Ricordando nuovamente che la Consulta ha dichiarato inammissibile il ricorso sulla questione di legittimità costituzionale, nel contempo però riconosce che il trattamento delle persone internate deve essere diverso da quello delle persone detenute. Ciò significa che le restrizioni imposte agli internati devono essere limitate a quelle effettivamente necessarie per garantire l'ordine e la sicurezza pubblica, tenendo sempre presente la finalità risocializzante del trattamento. Proprio a partire da questa stessa sottolineatura della Corte, il Garante nazionale aveva richiesto (lo fece con il precedente rapporto tematico sul 41 bis) e torna a richiedere che per le persone internate, pur sottoposte a tale regime, vengano individuate sistemazioni idonee e confacenti alla misura e che vengano definite le regole che, sulla base del criterio complessivo di sicurezza e della finalità di preclusione di rapporti di comunicazione con le organizzazioni criminali che caratterizzano il regime speciale, tengano pienamente presente la specificità della caratteristica di persone internate e non detenute che connota chi è sottoposto a tale misura. Ciò al fine di evitare, al termine dell’esecuzione penale, «il replicarsi di una pena, eseguita con identiche modalità e in un posto configurato in modo identico, non modulabile peraltro con misure alternative e soggetta al rischio di indefinitezza».

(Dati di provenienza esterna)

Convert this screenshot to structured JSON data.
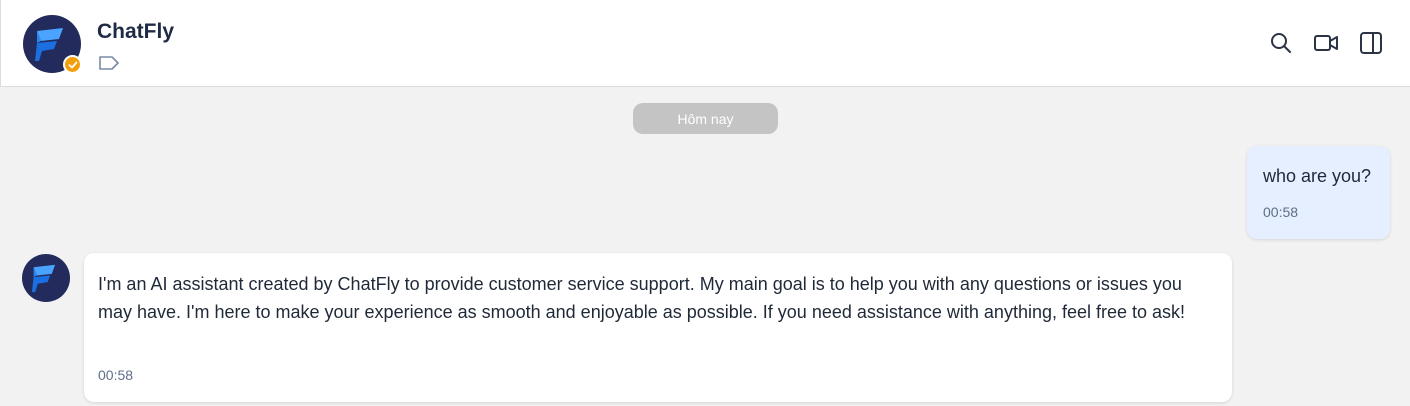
{
  "header": {
    "title": "ChatFly",
    "avatar_icon": "chatfly-logo-icon",
    "badge_icon": "verified-check-icon",
    "tag_icon": "label-tag-icon",
    "actions": [
      {
        "icon": "search-icon"
      },
      {
        "icon": "video-camera-icon"
      },
      {
        "icon": "split-panel-icon"
      }
    ]
  },
  "conversation": {
    "date_separator": "Hôm nay",
    "messages": [
      {
        "sender": "user",
        "text": "who are you?",
        "time": "00:58"
      },
      {
        "sender": "bot",
        "text": "I'm an AI assistant created by ChatFly to provide customer service support. My main goal is to help you with any questions or issues you may have. I'm here to make your experience as smooth and enjoyable as possible. If you need assistance with anything, feel free to ask!",
        "time": "00:58"
      }
    ]
  },
  "colors": {
    "avatar_bg": "#232a5c",
    "logo_light": "#4aa3ff",
    "logo_dark": "#1c6fe0",
    "badge": "#f59e0b",
    "user_bubble": "#e6efff",
    "chat_bg": "#f2f2f2"
  }
}
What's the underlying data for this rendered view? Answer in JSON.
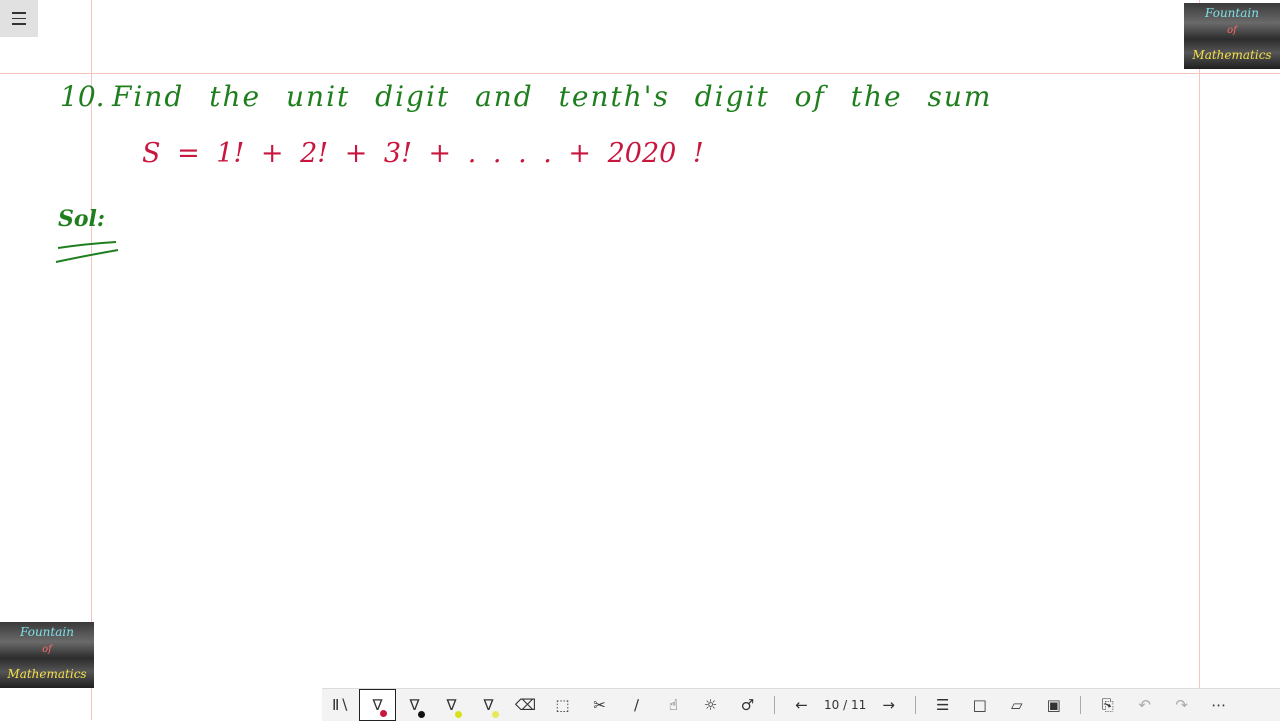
{
  "app": {
    "menu_icon": "hamburger-icon"
  },
  "logos": [
    {
      "line1": "Fountain",
      "line2": "of",
      "line3": "Mathematics"
    },
    {
      "line1": "Fountain",
      "line2": "of",
      "line3": "Mathematics"
    }
  ],
  "note": {
    "question_number": "10.",
    "question_text": "Find the unit digit and tenth's digit of the sum",
    "equation": "S = 1! + 2! + 3! + . . . . + 2020 !",
    "solution_label": "Sol:"
  },
  "toolbar": {
    "tools": [
      {
        "icon": "library-icon",
        "glyph": "Ⅱ∖"
      },
      {
        "icon": "pen-red-icon",
        "glyph": "∇",
        "dot_color": "#c8163f"
      },
      {
        "icon": "pen-black-icon",
        "glyph": "∇",
        "dot_color": "#111111"
      },
      {
        "icon": "highlighter-yellow-icon",
        "glyph": "∇",
        "dot_color": "#d7e21a"
      },
      {
        "icon": "highlighter-yellow2-icon",
        "glyph": "∇",
        "dot_color": "#e8e85a"
      },
      {
        "icon": "eraser-icon",
        "glyph": "⌫"
      },
      {
        "icon": "lasso-select-icon",
        "glyph": "⬚"
      },
      {
        "icon": "attach-icon",
        "glyph": "✂"
      },
      {
        "icon": "ruler-icon",
        "glyph": "∕"
      },
      {
        "icon": "touch-draw-icon",
        "glyph": "☝"
      },
      {
        "icon": "palette-icon",
        "glyph": "☼"
      },
      {
        "icon": "microphone-icon",
        "glyph": "♂"
      }
    ],
    "prev_icon": "arrow-left-icon",
    "next_icon": "arrow-right-icon",
    "page_indicator": "10 / 11",
    "right_tools": [
      {
        "icon": "settings-sliders-icon",
        "glyph": "☰"
      },
      {
        "icon": "new-page-icon",
        "glyph": "□"
      },
      {
        "icon": "open-folder-icon",
        "glyph": "▱"
      },
      {
        "icon": "save-icon",
        "glyph": "▣"
      },
      {
        "icon": "paste-icon",
        "glyph": "⎘"
      },
      {
        "icon": "undo-icon",
        "glyph": "↶"
      },
      {
        "icon": "redo-icon",
        "glyph": "↷"
      },
      {
        "icon": "more-icon",
        "glyph": "⋯"
      }
    ]
  }
}
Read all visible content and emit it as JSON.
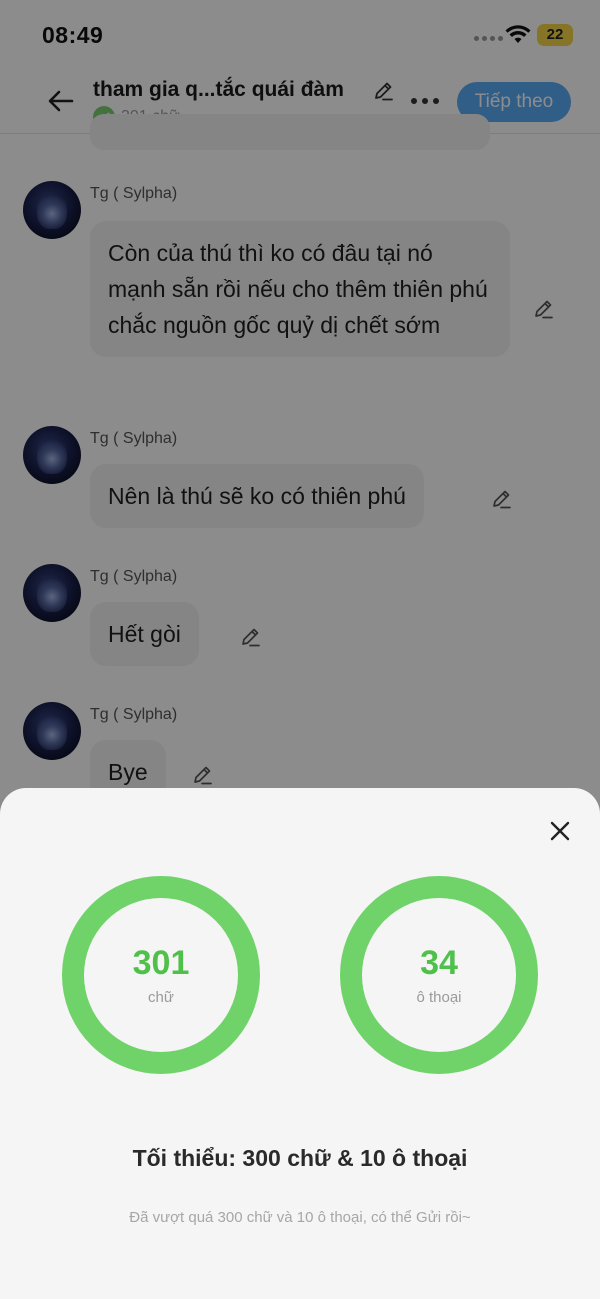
{
  "status_bar": {
    "time": "08:49",
    "battery": "22"
  },
  "navbar": {
    "title": "tham gia q...tắc quái đàm",
    "subtitle": "301 chữ",
    "next_label": "Tiếp theo"
  },
  "messages": [
    {
      "sender": "Tg ( Sylpha)",
      "text": "Còn của thú thì ko có đâu tại nó mạnh sẵn rồi nếu cho thêm thiên phú chắc nguồn gốc quỷ dị chết sớm"
    },
    {
      "sender": "Tg ( Sylpha)",
      "text": "Nên là thú sẽ ko có thiên phú"
    },
    {
      "sender": "Tg ( Sylpha)",
      "text": "Hết gòi"
    },
    {
      "sender": "Tg ( Sylpha)",
      "text": "Bye"
    }
  ],
  "sheet": {
    "words_count": "301",
    "words_label": "chữ",
    "dialogs_count": "34",
    "dialogs_label": "ô thoại",
    "minimum_text": "Tối thiểu: 300 chữ & 10 ô thoại",
    "note_text": "Đã vượt quá 300 chữ và 10 ô thoại, có thể Gửi rồi~"
  },
  "colors": {
    "accent_blue": "#5aabf5",
    "ring_green": "#6fd36a",
    "count_green": "#4fc14a",
    "battery_yellow": "#f5d547"
  },
  "icons": [
    "back-arrow-icon",
    "pencil-icon",
    "check-icon",
    "more-icon",
    "close-icon",
    "wifi-icon",
    "signal-icon"
  ]
}
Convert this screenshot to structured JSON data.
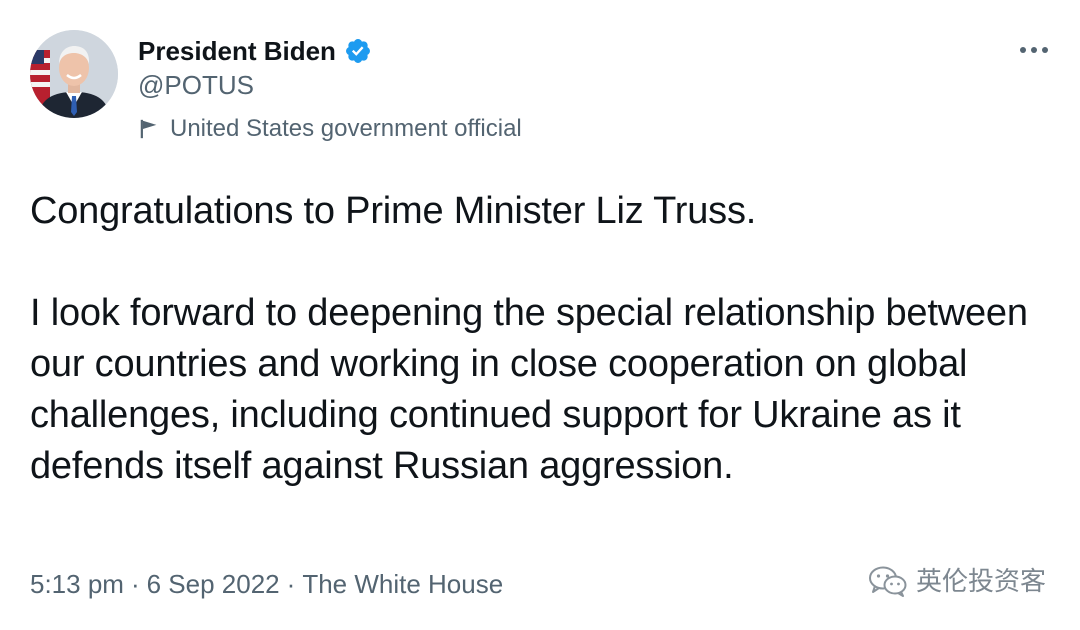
{
  "author": {
    "display_name": "President Biden",
    "handle": "@POTUS",
    "label": "United States government official",
    "verified": true,
    "verified_color": "#1d9bf0",
    "avatar_icon": "avatar-photo",
    "label_icon": "flag-icon"
  },
  "tweet": {
    "paragraphs": [
      "Congratulations to Prime Minister Liz Truss.",
      "I look forward to deepening the special relationship between our countries and working in close cooperation on global challenges, including continued support for Ukraine as it defends itself against Russian aggression."
    ],
    "time": "5:13 pm",
    "date": "6 Sep 2022",
    "source": "The White House",
    "separator": "·"
  },
  "menu": {
    "more_icon": "more-horizontal-icon"
  },
  "watermark": {
    "text": "英伦投资客",
    "icon": "wechat-icon"
  },
  "colors": {
    "text_primary": "#0f1419",
    "text_secondary": "#536471",
    "background": "#ffffff",
    "accent": "#1d9bf0"
  }
}
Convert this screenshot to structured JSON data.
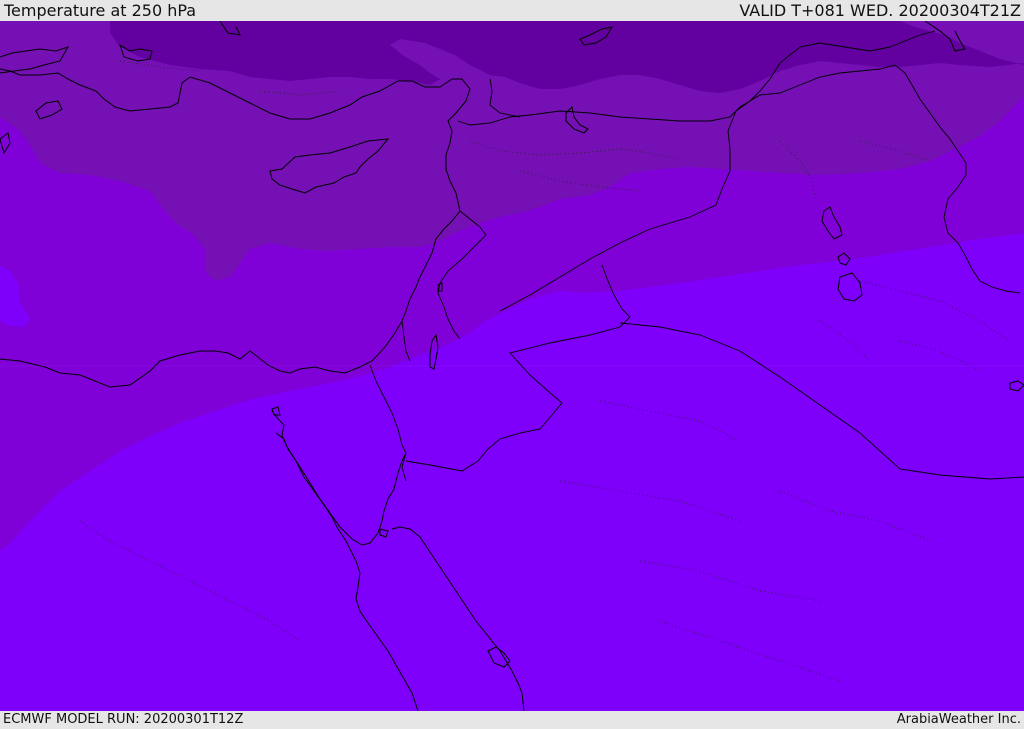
{
  "header": {
    "title": "Temperature at 250 hPa",
    "valid": "VALID T+081 WED. 20200304T21Z"
  },
  "footer": {
    "model_run": "ECMWF MODEL RUN: 20200301T12Z",
    "credit": "ArabiaWeather Inc."
  },
  "map": {
    "field": "Temperature at 250 hPa",
    "colors": {
      "band_darkest": "#6200a0",
      "band_dark": "#7410b4",
      "band_mid": "#8000d8",
      "band_light": "#7e00fa"
    }
  }
}
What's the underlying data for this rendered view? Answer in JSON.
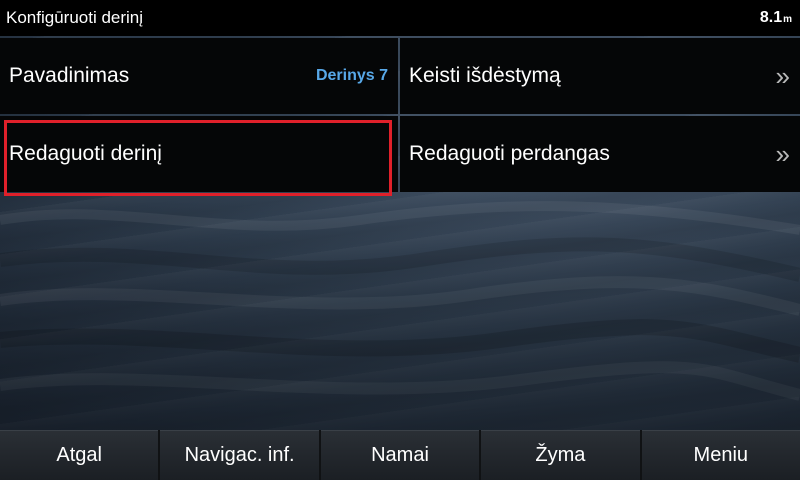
{
  "header": {
    "title": "Konfigūruoti derinį",
    "depth_value": "8.1",
    "depth_unit": "m"
  },
  "menu": {
    "items": [
      {
        "label": "Pavadinimas",
        "value": "Derinys 7"
      },
      {
        "label": "Keisti išdėstymą",
        "chevron": "»"
      },
      {
        "label": "Redaguoti derinį"
      },
      {
        "label": "Redaguoti perdangas",
        "chevron": "»"
      }
    ],
    "selected_index": 2,
    "value_color": "#58a8e8",
    "selection_color": "#e0202a"
  },
  "softkeys": [
    {
      "label": "Atgal"
    },
    {
      "label": "Navigac. inf."
    },
    {
      "label": "Namai"
    },
    {
      "label": "Žyma"
    },
    {
      "label": "Meniu"
    }
  ]
}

Nel caso in particolare delle sei internati, il Garante denuncia che «non è possibile celare l’assurdità di una finzione di lavoro per due di esse, svolto in una parte minima della giornata all’interno di una serra e la parallela inesistenza di attività lavorativa per le altre persone internate, salvo alcune mansioni interne, per un totale di una ventina di minuti al giorno (le retribuzioni sono conseguenti) ». La situazione attuale riconferma quanto già osservato nel precedente Rapporto: l’assegnazione alla “Casa di lavoro” ridotta a una mera questione nominativa, senza alcuna concreta offerta di attività o lavoro volta al futuro reinserimento, finisce nel consistere in una anomala prosecuzione della detenzione.